Robot leads the way

A new, one-of-a-kind robot uses radio frequency technology to help the visually impaired find their way when traditional guide dogs can’t.

A new, one-of-a-kind robot uses the latest technology to help the visually impaired find their way when traditional guide dogs can’t. The Robotic Guide is a combination of high-tech computer parts and a mobile base that assists the visually impaired in busy areas such as shopping centres and airports.

The robot uses radio frequency technology to give directions, product location and information to the visually impaired once they enter a shop or airport.

“This robot would make a difference in my life,” said Sachin Pavithran, a visually impaired test subject for the project. “I would go to a grocery shop by myself if something like this were available to me. It would help in so many places where I can’t go alone now. When I am in an airport and have a flight layover, I am often stuck in one place because I can’t get around by myself. This robot would give me back some independence.”

UtahStateUniversity computer science professor Vladimir Kulyukin and four UtahState graduate students invented the robot. The robot uses a sensor that hones in on radio frequency identification tags. The tags, which can be placed discretely in any indoor environment, localise the robot. The user simply reads a Braille directory and selects a target location. The robot, in turn, tells the user where to go, relaying information along the way.

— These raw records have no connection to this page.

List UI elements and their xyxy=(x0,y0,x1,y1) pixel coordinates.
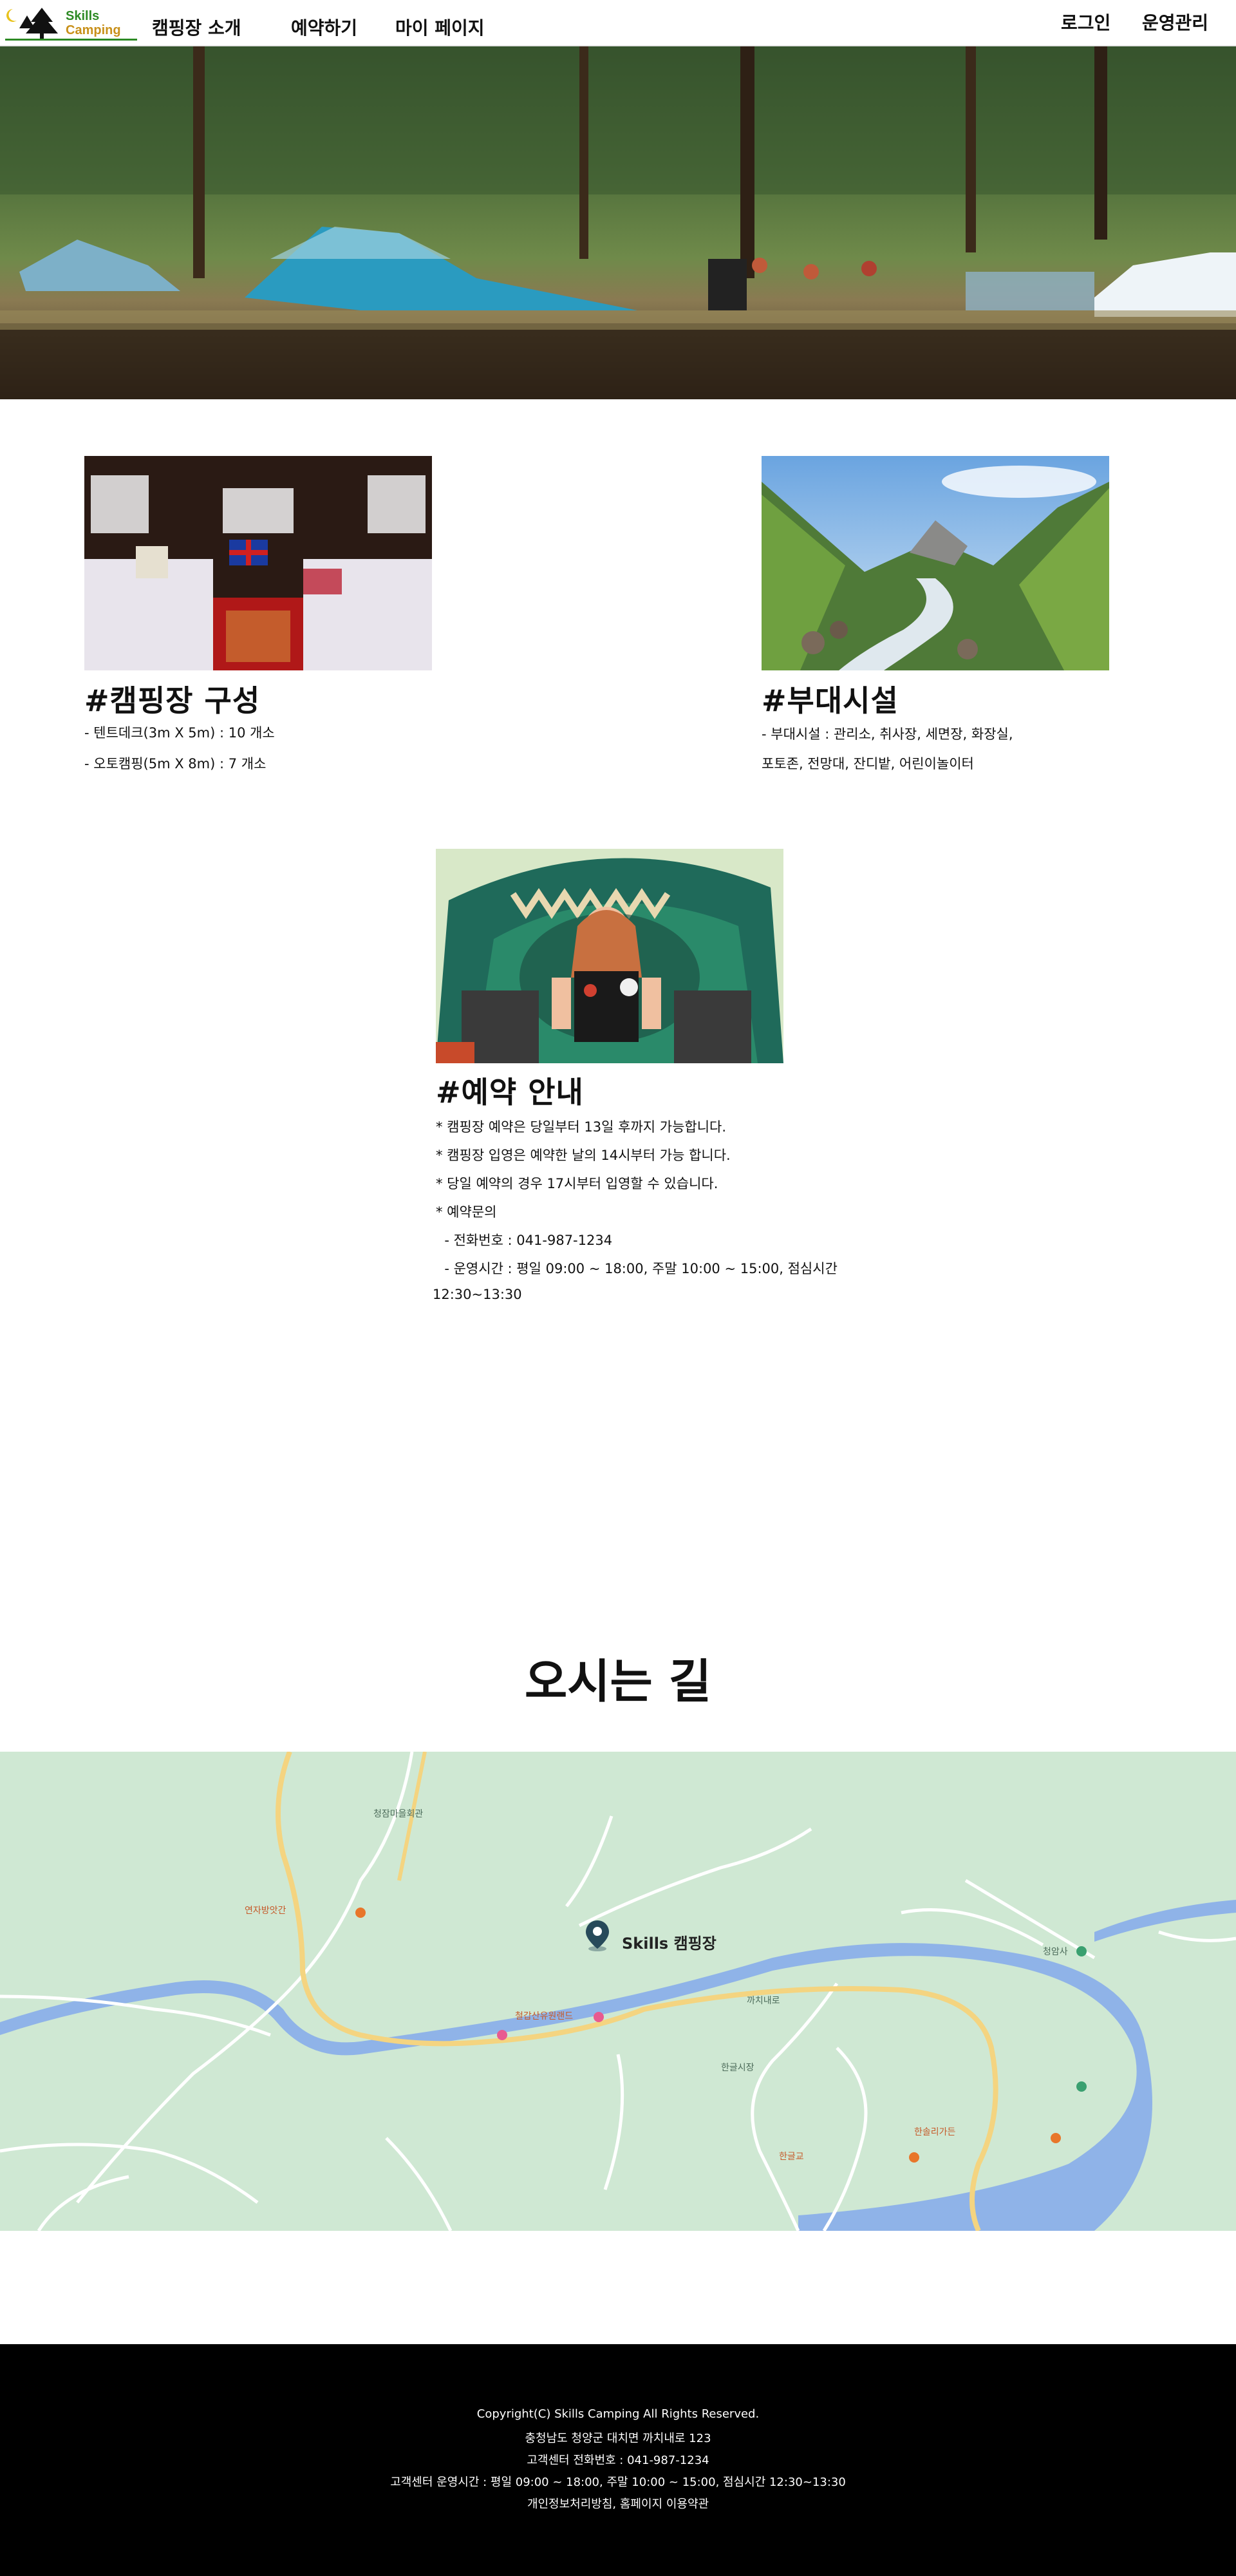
site-header: Skills Camping 캠핑장 소개 예약하기 마이 페이지 로그인 운영… xyxy=(0,0,1236,46)
footer-policy-links[interactable]: 개인정보처리방침, 홈페이지 이용약관 xyxy=(0,2495,1236,2512)
tent-person-photo xyxy=(436,849,783,1063)
nav-reservation[interactable]: 예약하기 xyxy=(291,14,357,40)
footer-copyright: Copyright(C) Skills Camping All Rights R… xyxy=(476,2407,760,2421)
map-label: 청잠마을회관 xyxy=(373,1809,424,1819)
admin-link[interactable]: 운영관리 xyxy=(1142,9,1208,35)
logo-text: Skills Camping xyxy=(66,9,121,37)
map-label: 한글시장 xyxy=(721,2063,754,2073)
facilities-line-2: 포토존, 전망대, 잔디밭, 어린이놀이터 xyxy=(762,756,974,772)
logo-underline xyxy=(5,39,137,41)
composition-line-2: - 오토캠핑(5m X 8m) : 7 개소 xyxy=(84,756,267,772)
map-label: 철갑산유원랜드 xyxy=(515,2011,574,2022)
map-marker-label[interactable]: Skills 캠핑장 xyxy=(622,1931,716,1953)
logo-line2: Camping xyxy=(66,23,121,37)
map-label: 까치내로 xyxy=(747,1996,780,2006)
location-map[interactable]: Skills 캠핑장 청잠마을회관 철갑산유원랜드 까치내로 한글시장 청암사 … xyxy=(0,1752,1236,2231)
reservation-line-2: * 캠핑장 입영은 예약한 날의 14시부터 가능 합니다. xyxy=(436,1148,731,1163)
footer-phone: 고객센터 전화번호 : 041-987-1234 xyxy=(527,2454,709,2467)
reservation-line-4: * 예약문의 xyxy=(436,1204,497,1220)
directions-title: 오시는 길 xyxy=(524,1654,712,1709)
reservation-line-1: * 캠핑장 예약은 당일부터 13일 후까지 가능합니다. xyxy=(436,1119,727,1135)
map-label: 연자방앗간 xyxy=(245,1906,286,1916)
map-marker-icon[interactable] xyxy=(585,1919,610,1953)
composition-title: #캠핑장 구성 xyxy=(84,683,261,718)
camp-interior-photo xyxy=(84,456,432,670)
login-link[interactable]: 로그인 xyxy=(1061,9,1110,35)
facilities-line-1: - 부대시설 : 관리소, 취사장, 세면장, 화장실, xyxy=(762,726,1013,742)
reservation-title: #예약 안내 xyxy=(436,1075,584,1110)
footer-hours: 고객센터 운영시간 : 평일 09:00 ~ 18:00, 주말 10:00 ~… xyxy=(390,2476,846,2489)
tree-icon xyxy=(19,8,58,39)
map-label: 한글교 xyxy=(779,2152,804,2162)
nav-camp-intro[interactable]: 캠핑장 소개 xyxy=(152,14,241,40)
nav-my-page[interactable]: 마이 페이지 xyxy=(395,14,485,40)
reservation-line-6: - 운영시간 : 평일 09:00 ~ 18:00, 주말 10:00 ~ 15… xyxy=(436,1261,838,1276)
map-label: 청암사 xyxy=(1043,1947,1068,1957)
reservation-line-5: - 전화번호 : 041-987-1234 xyxy=(436,1233,613,1248)
facilities-title: #부대시설 xyxy=(762,683,899,718)
footer-address: 충청남도 청양군 대치면 까치내로 123 xyxy=(525,2432,711,2445)
hero-banner-image xyxy=(0,46,1236,399)
reservation-line-3: * 당일 예약의 경우 17시부터 입영할 수 있습니다. xyxy=(436,1176,718,1191)
map-label: 한솔리가든 xyxy=(914,2127,956,2137)
mountain-valley-photo xyxy=(762,456,1109,670)
composition-line-1: - 텐트데크(3m X 5m) : 10 개소 xyxy=(84,725,275,741)
logo-line1: Skills xyxy=(66,9,100,23)
moon-icon xyxy=(6,9,17,22)
reservation-line-7: 12:30~13:30 xyxy=(433,1287,522,1302)
site-logo[interactable]: Skills Camping xyxy=(5,5,137,43)
site-footer: Copyright(C) Skills Camping All Rights R… xyxy=(0,2344,1236,2576)
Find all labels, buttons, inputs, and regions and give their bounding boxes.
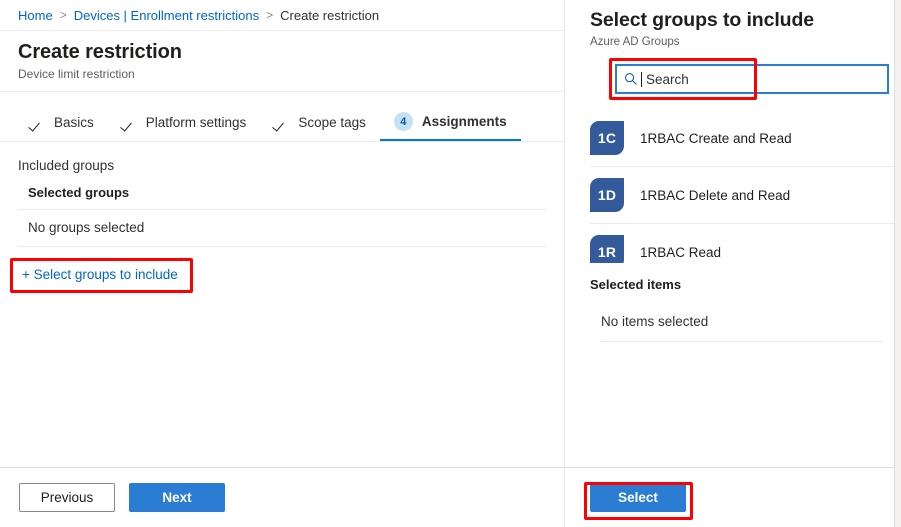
selected-groups-column-header: Selected groups [18,185,546,210]
next-button[interactable]: Next [129,483,225,512]
step-number-badge: 4 [393,112,413,131]
selected-items-empty: No items selected [601,292,883,342]
tab-label: Platform settings [145,115,247,130]
text-cursor [641,71,642,87]
page-scrollbar[interactable] [894,0,901,527]
blade-header: Create restriction Device limit restrict… [0,31,564,92]
wizard-tab-bar: Basics Platform settings Scope tags 4 As… [0,104,564,142]
page-subtitle: Device limit restriction [18,67,135,81]
included-groups-label: Included groups [18,158,115,173]
breadcrumb-item-devices-enrollment-restrictions[interactable]: Devices | Enrollment restrictions [74,8,259,23]
panel-header: Select groups to include Azure AD Groups… [565,0,901,100]
group-name: 1RBAC Read [640,244,722,260]
panel-subtitle: Azure AD Groups [590,36,680,48]
check-icon [274,115,289,130]
tab-label: Scope tags [298,115,366,130]
list-item[interactable]: 1R 1RBAC Read [590,224,901,263]
wizard-footer: Previous Next [0,467,564,527]
panel-footer: Select [565,467,901,527]
list-item[interactable]: 1D 1RBAC Delete and Read [590,167,901,224]
check-icon [30,115,45,130]
breadcrumb-item-home[interactable]: Home [18,8,53,23]
panel-spacer [565,342,901,467]
avatar: 1D [590,178,624,212]
tab-label: Basics [54,115,94,130]
azure-portal-screen: Home > Devices | Enrollment restrictions… [0,0,901,527]
breadcrumb-separator-icon: > [59,8,67,22]
select-groups-to-include-highlight: + Select groups to include [10,258,193,293]
select-groups-panel: Select groups to include Azure AD Groups… [565,0,901,527]
search-icon [625,73,637,85]
avatar: 1R [590,235,624,263]
tab-scope-tags[interactable]: Scope tags [260,104,380,141]
check-icon [122,115,137,130]
group-name: 1RBAC Create and Read [640,130,792,146]
create-restriction-blade: Home > Devices | Enrollment restrictions… [0,0,565,527]
selected-groups-empty-row: No groups selected [18,210,546,247]
selected-items-header: Selected items [590,277,682,292]
avatar: 1C [590,121,624,155]
list-item[interactable]: 1C 1RBAC Create and Read [590,110,901,167]
tab-label: Assignments [421,114,507,129]
group-name: 1RBAC Delete and Read [640,187,791,203]
select-groups-to-include-link[interactable]: + Select groups to include [22,267,178,282]
page-title: Create restriction [18,41,182,63]
search-placeholder: Search [646,71,689,87]
panel-title: Select groups to include [590,9,815,31]
tab-basics[interactable]: Basics [20,104,108,141]
previous-button[interactable]: Previous [19,483,115,512]
breadcrumb-item-create-restriction: Create restriction [280,7,380,23]
tab-assignments[interactable]: 4 Assignments [379,104,521,141]
group-results-list[interactable]: 1C 1RBAC Create and Read 1D 1RBAC Delete… [565,110,901,263]
search-area: Search [590,58,889,100]
breadcrumb-separator-icon: > [266,8,274,22]
tab-platform-settings[interactable]: Platform settings [108,104,261,141]
assignments-content: Included groups Selected groups No group… [0,142,564,467]
breadcrumb: Home > Devices | Enrollment restrictions… [0,0,564,31]
search-input[interactable]: Search [615,64,889,94]
select-button[interactable]: Select [590,483,686,512]
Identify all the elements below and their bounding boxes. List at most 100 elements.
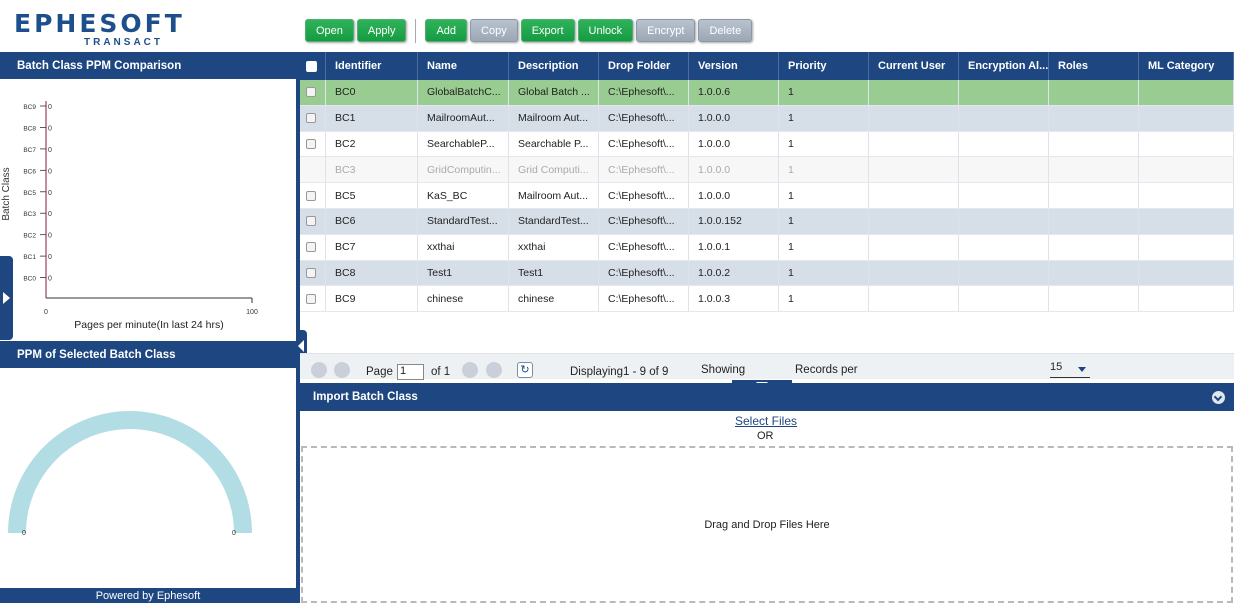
- row-checkbox[interactable]: [306, 293, 316, 304]
- row-select-cell: [300, 234, 326, 260]
- column-header[interactable]: Roles: [1049, 52, 1139, 80]
- table-cell: 1.0.0.0: [689, 157, 779, 183]
- table-cell: [959, 105, 1049, 131]
- table-cell: [959, 80, 1049, 105]
- table-row[interactable]: BC9 chinese chinese C:\Ephesoft\... 1.0.0.3 1: [300, 286, 1234, 313]
- table-row[interactable]: BC0 GlobalBatchC... Global Batch ... C:\Eph…: [300, 80, 1234, 106]
- import-batch-class-header: Import Batch Class: [300, 383, 1234, 411]
- prev-page-icon[interactable]: [334, 362, 350, 378]
- table-row[interactable]: BC6 StandardTest... StandardTest... C:\Ephe…: [300, 208, 1234, 235]
- left-expand-tab[interactable]: [0, 256, 13, 340]
- row-checkbox[interactable]: [306, 267, 316, 278]
- select-files-link[interactable]: Select Files: [735, 414, 797, 428]
- column-header[interactable]: Description: [509, 52, 599, 80]
- table-cell: 1.0.0.0: [689, 183, 779, 208]
- select-all-checkbox[interactable]: [306, 60, 317, 72]
- table-cell: 1: [779, 208, 869, 234]
- table-cell: BC2: [326, 131, 418, 157]
- export-button[interactable]: Export: [520, 19, 575, 42]
- y-tick-label: BC0: [23, 276, 36, 283]
- row-checkbox[interactable]: [306, 87, 316, 98]
- dropzone-text: Drag and Drop Files Here: [704, 518, 830, 531]
- open-button[interactable]: Open: [305, 19, 354, 42]
- table-row[interactable]: BC3 GridComputin... Grid Computi... C:\Ephe…: [300, 157, 1234, 184]
- row-checkbox[interactable]: [306, 190, 316, 201]
- row-checkbox[interactable]: [306, 113, 316, 124]
- first-page-icon[interactable]: [311, 362, 327, 378]
- row-select-cell: [300, 183, 326, 208]
- table-row[interactable]: BC5 KaS_BC Mailroom Aut... C:\Ephesoft\... 1…: [300, 183, 1234, 209]
- row-checkbox[interactable]: [306, 242, 316, 253]
- table-cell: C:\Ephesoft\...: [599, 260, 689, 286]
- table-cell: 1.0.0.0: [689, 131, 779, 157]
- table-row[interactable]: BC2 SearchableP... Searchable P... C:\Ephes…: [300, 131, 1234, 158]
- table-row[interactable]: BC8 Test1 Test1 C:\Ephesoft\... 1.0.0.2 1: [300, 260, 1234, 287]
- table-cell: C:\Ephesoft\...: [599, 234, 689, 260]
- column-header[interactable]: Current User: [869, 52, 959, 80]
- page-input[interactable]: 1: [397, 364, 424, 380]
- encrypt-button[interactable]: Encrypt: [636, 19, 696, 42]
- unlock-button[interactable]: Unlock: [577, 19, 634, 42]
- table-cell: 1: [779, 183, 869, 208]
- table-cell: [1139, 260, 1234, 286]
- row-checkbox[interactable]: [306, 216, 316, 227]
- table-cell: 1.0.0.3: [689, 286, 779, 312]
- table-row[interactable]: BC1 MailroomAut... Mailroom Aut... C:\Ephes…: [300, 105, 1234, 132]
- table-row[interactable]: BC7 xxthai xxthai C:\Ephesoft\... 1.0.0.1 1: [300, 234, 1234, 261]
- table-cell: C:\Ephesoft\...: [599, 80, 689, 105]
- data-label: 0: [48, 276, 52, 283]
- table-cell: 1: [779, 234, 869, 260]
- collapse-arrow-icon: [298, 340, 304, 352]
- next-page-icon[interactable]: [462, 362, 478, 378]
- column-header[interactable]: Encryption Al...: [959, 52, 1049, 80]
- table-cell: [959, 157, 1049, 183]
- table-cell: C:\Ephesoft\...: [599, 183, 689, 208]
- table-cell: C:\Ephesoft\...: [599, 131, 689, 157]
- x-tick-label: 0: [44, 309, 48, 316]
- table-cell: 1: [779, 131, 869, 157]
- records-per-page-select[interactable]: 15: [1050, 361, 1090, 378]
- row-select-cell: [300, 208, 326, 234]
- ephesoft-logo: EPHESOFT TRANSACT: [14, 10, 182, 50]
- table-cell: Grid Computi...: [509, 157, 599, 183]
- copy-button[interactable]: Copy: [470, 19, 518, 42]
- column-header[interactable]: Version: [689, 52, 779, 80]
- ppm-gauge: 00: [8, 411, 252, 537]
- table-cell: 1: [779, 260, 869, 286]
- table-cell: Global Batch ...: [509, 80, 599, 105]
- column-header[interactable]: Priority: [779, 52, 869, 80]
- table-cell: [1139, 131, 1234, 157]
- table-cell: 1.0.0.0: [689, 105, 779, 131]
- ppm-comparison-chart: Batch Class BC9 0 BC8 0 BC7 0 BC6 0 BC5 0 BC3 0 BC2 0 B…: [1, 101, 258, 331]
- ppm-selected-header: PPM of Selected Batch Class: [0, 341, 296, 368]
- column-header[interactable]: ML Category: [1139, 52, 1234, 80]
- data-label: 0: [48, 233, 52, 240]
- table-cell: [959, 131, 1049, 157]
- column-header[interactable]: Name: [418, 52, 509, 80]
- column-header[interactable]: Drop Folder: [599, 52, 689, 80]
- table-cell: [1049, 131, 1139, 157]
- column-header[interactable]: Identifier: [326, 52, 418, 80]
- table-cell: C:\Ephesoft\...: [599, 157, 689, 183]
- apply-button[interactable]: Apply: [356, 19, 407, 42]
- table-cell: [1139, 208, 1234, 234]
- table-cell: BC6: [326, 208, 418, 234]
- y-axis-title: Batch Class: [1, 167, 12, 220]
- page-label: Page: [366, 366, 393, 378]
- table-cell: StandardTest...: [418, 208, 509, 234]
- table-cell: [869, 234, 959, 260]
- file-dropzone[interactable]: Drag and Drop Files Here: [301, 446, 1233, 603]
- table-cell: GridComputin...: [418, 157, 509, 183]
- gauge-arc: [8, 411, 252, 533]
- refresh-icon[interactable]: ↻: [517, 362, 533, 378]
- collapse-panel-icon[interactable]: [1212, 391, 1225, 404]
- data-label: 0: [48, 147, 52, 154]
- table-cell: [1139, 105, 1234, 131]
- x-axis-title: Pages per minute(In last 24 hrs): [74, 319, 223, 331]
- last-page-icon[interactable]: [486, 362, 502, 378]
- add-button[interactable]: Add: [425, 19, 468, 42]
- table-cell: 1.0.0.152: [689, 208, 779, 234]
- table-cell: [869, 286, 959, 312]
- row-checkbox[interactable]: [306, 138, 316, 149]
- delete-button[interactable]: Delete: [698, 19, 753, 42]
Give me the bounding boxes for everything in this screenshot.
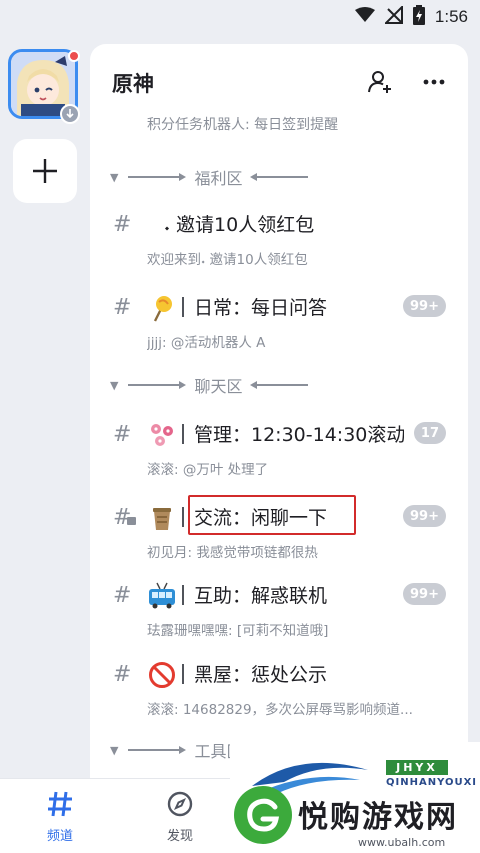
channel-separator: [182, 297, 184, 317]
add-person-icon: [368, 71, 391, 93]
unread-badge: 99+: [403, 505, 446, 527]
chevron-down-icon: ▼: [110, 170, 119, 184]
channel-preview: 初见月: 我感觉带项链都很热: [147, 545, 318, 561]
channel-panel: 原神 积分任务机器人: 每日签到提醒 ▼ 福利区 # 𝆺 邀请10人领红包 欢迎…: [90, 44, 468, 784]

Once the user reaches the target destination the robot is capable of giving detailed information about specified products, such as where to find the toothpaste on a grocery shop shelf. The robot is not intended to replace the guide dog, which is often a blind person’s best resource; it merely enhances what a seeing-eye dog can provide.

Kulyukin said that when a visually impaired person is in a new environment, such as an airport, a guide dog can not guide that person to the correct location because it’s never been there either. Robotic Guide will lead the way without the need for human assistance thus giving the visually impaired person more freedom.

“Dogs may be man’s best friend, but in the case of a blind person that relationship is taken to the next level – they are essential,” said Kulyukin. “The only problem with a guide dog is that they only know to go where they have been taught.”

Kulyukin and his team have been perfecting the robot for the past two years. The group would like to see robotic shopping carts in grocery shops and robotic smart carts in airport terminals.

“I have always been interested in assistive technology and wanted to build something that actually makes a difference,” said Kulyukin. “This is practical stuff and works well at enhancing human life.”

Kulyukin wants to keep working on the robot to ensure it is available for consumers. The team is also working on a wearable navigation system for the visually impaired that works in outdoor environments.

“We are helping people and nothing is more satisfying than that,” said Kulyukin.